SP4. An object 4 cm tall is located 30 cm from a concave mirror with a focal length of 15 cm . Because the focal length is half the radius of the curvature, the object is located at the center of curvature of the mirror. a. Using the object-image distance formula, find the loca- tion of the image. b. Calculate the magnification of this image. c. Is the image real or virtual, upright or inverted? d. Trace two rays from the top of the object to confirm your results.

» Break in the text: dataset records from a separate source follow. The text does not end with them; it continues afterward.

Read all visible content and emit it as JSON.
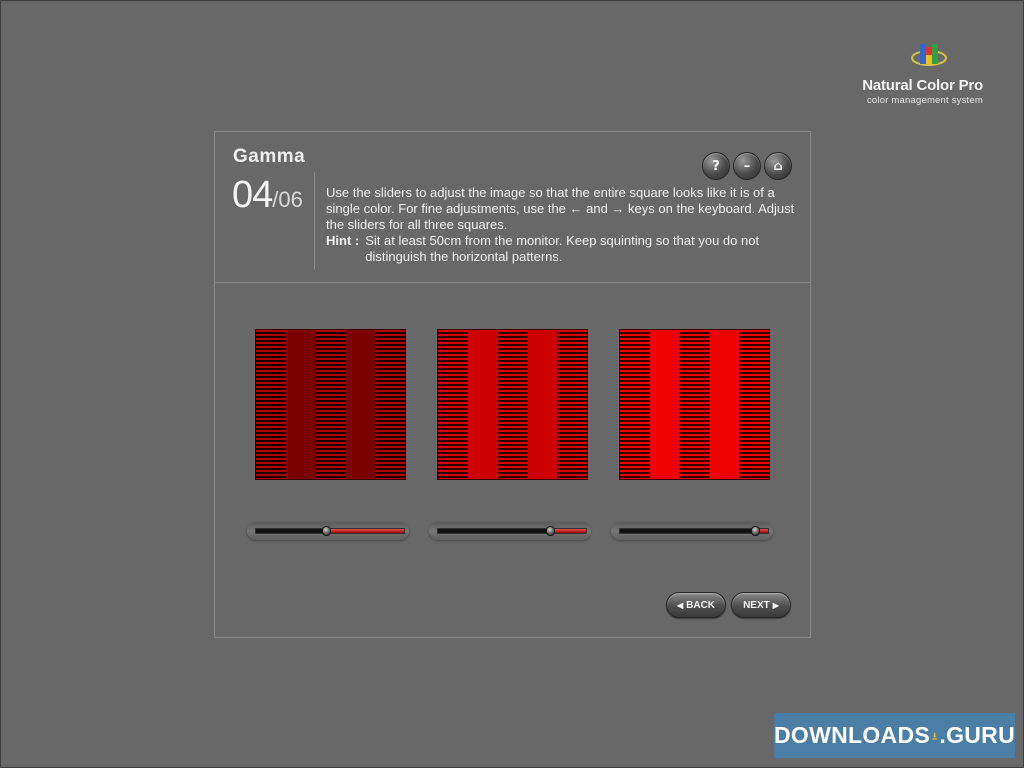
{
  "brand": {
    "name": "Natural Color Pro",
    "tagline": "color management system"
  },
  "header": {
    "title": "Gamma",
    "step_current": "04",
    "step_total": "/06",
    "description": "Use the sliders to adjust the image so that the entire square looks like it is of a single color.  For fine adjustments, use the ← and → keys on the keyboard.  Adjust the sliders for all three squares.",
    "hint_label": "Hint :",
    "hint_text": "Sit at least 50cm from the monitor.  Keep squinting so that you do not distinguish the horizontal patterns."
  },
  "toolbar": {
    "help_glyph": "?",
    "minimize_glyph": "–",
    "home_glyph": "⌂"
  },
  "squares": [
    {
      "stripe_color": "#7a0000",
      "line_color": "#b00000",
      "dark_color": "#1a0000"
    },
    {
      "stripe_color": "#cc0000",
      "line_color": "#d80000",
      "dark_color": "#2a0000"
    },
    {
      "stripe_color": "#ee0000",
      "line_color": "#f20000",
      "dark_color": "#330000"
    }
  ],
  "sliders": [
    {
      "value": 0.47
    },
    {
      "value": 0.76
    },
    {
      "value": 0.91
    }
  ],
  "nav": {
    "back_label": "BACK",
    "next_label": "NEXT"
  },
  "watermark": {
    "left": "DOWNLOADS",
    "right": ".GURU"
  }
}
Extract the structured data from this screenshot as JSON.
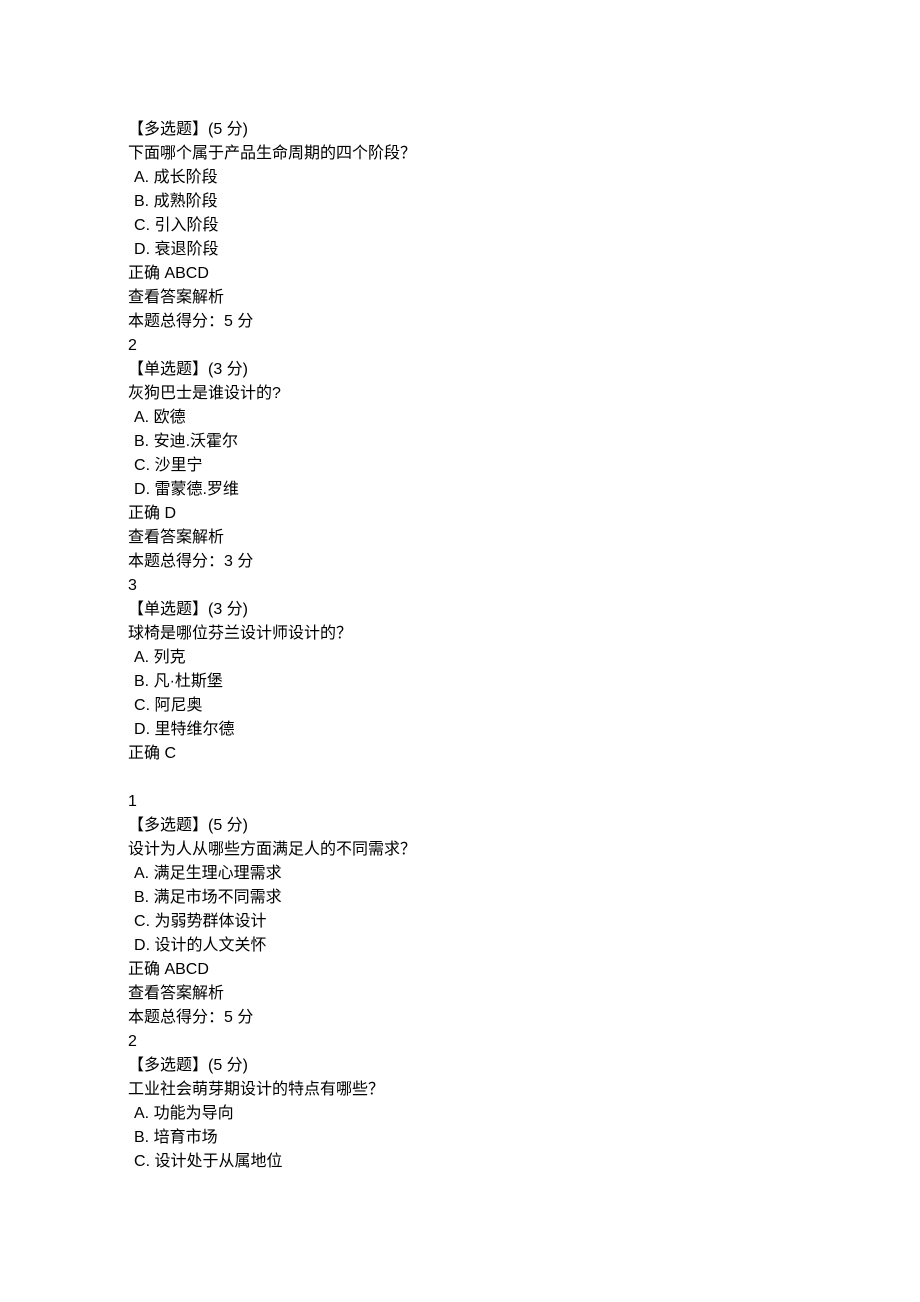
{
  "questions": [
    {
      "type_label": "【多选题】(5 分)",
      "prompt": "下面哪个属于产品生命周期的四个阶段？",
      "options": [
        {
          "key": "A",
          "text": "成长阶段"
        },
        {
          "key": "B",
          "text": "成熟阶段"
        },
        {
          "key": "C",
          "text": "引入阶段"
        },
        {
          "key": "D",
          "text": "衰退阶段"
        }
      ],
      "correct": "正确 ABCD",
      "view_answer": "查看答案解析",
      "score_line": "本题总得分：5 分",
      "next_num": "2"
    },
    {
      "type_label": "【单选题】(3 分)",
      "prompt": "灰狗巴士是谁设计的?",
      "options": [
        {
          "key": "A",
          "text": "欧德"
        },
        {
          "key": "B",
          "text": "安迪.沃霍尔"
        },
        {
          "key": "C",
          "text": "沙里宁"
        },
        {
          "key": "D",
          "text": "雷蒙德.罗维"
        }
      ],
      "correct": "正确 D",
      "view_answer": "查看答案解析",
      "score_line": "本题总得分：3 分",
      "next_num": "3"
    },
    {
      "type_label": "【单选题】(3 分)",
      "prompt": "球椅是哪位芬兰设计师设计的？",
      "options": [
        {
          "key": "A",
          "text": "列克"
        },
        {
          "key": "B",
          "text": "凡·杜斯堡"
        },
        {
          "key": "C",
          "text": "阿尼奥"
        },
        {
          "key": "D",
          "text": "里特维尔德"
        }
      ],
      "correct": "正确 C",
      "view_answer": null,
      "score_line": null,
      "next_num": null
    },
    {
      "lead_num": "1",
      "type_label": "【多选题】(5 分)",
      "prompt": "设计为人从哪些方面满足人的不同需求？",
      "options": [
        {
          "key": "A",
          "text": "满足生理心理需求"
        },
        {
          "key": "B",
          "text": "满足市场不同需求"
        },
        {
          "key": "C",
          "text": "为弱势群体设计"
        },
        {
          "key": "D",
          "text": "设计的人文关怀"
        }
      ],
      "correct": "正确 ABCD",
      "view_answer": "查看答案解析",
      "score_line": "本题总得分：5 分",
      "next_num": "2"
    },
    {
      "type_label": "【多选题】(5 分)",
      "prompt": "工业社会萌芽期设计的特点有哪些？",
      "options": [
        {
          "key": "A",
          "text": "功能为导向"
        },
        {
          "key": "B",
          "text": "培育市场"
        },
        {
          "key": "C",
          "text": "设计处于从属地位"
        }
      ],
      "correct": null,
      "view_answer": null,
      "score_line": null,
      "next_num": null
    }
  ]
}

To find the location of the image, we start with the mirror formula: \( \frac{1}{f} = \frac{1}{d_o} + \frac{1}{d_i} \). Plugging in \( f = -15 \, \text{cm} \) (negative because it's a concave mirror) and \( d_o = -30 \, \text{cm} \), we get: \[ \frac{1}{-15} = \frac{1}{-30} + \frac{1}{d_i} \] Solving for \( d_i \): \[ \frac{1}{d_i} = \frac{1}{-15} + \frac{1}{30} \implies \frac{1}{d_i} = -\frac{2}{30} + \frac{1}{30} = -\frac{1}{30} \] So, \[ d_i = -30 \, \text{cm} \] This indicates the image is located 30 cm in front of the mirror. Next, we calculate magnification using the formula \( m = -\frac{d_i}{d_o} \): \[ m = -\frac{-30}{-30} = 1 \] The magnification of 1 means the image is the same size as the object. Now, evaluating if the image is real or virtual: since the image distance is negative and on the same side as the object in a concave mirror, the image is real and inverted. To visualize, trace two rays from the top of the object: one ray parallel to the principal axis reflects through the focal point, and another traveling through the focal point reflects parallel to the principal axis. Both rays converge to form the image, confirming it's real, inverted, and of the same height as the object!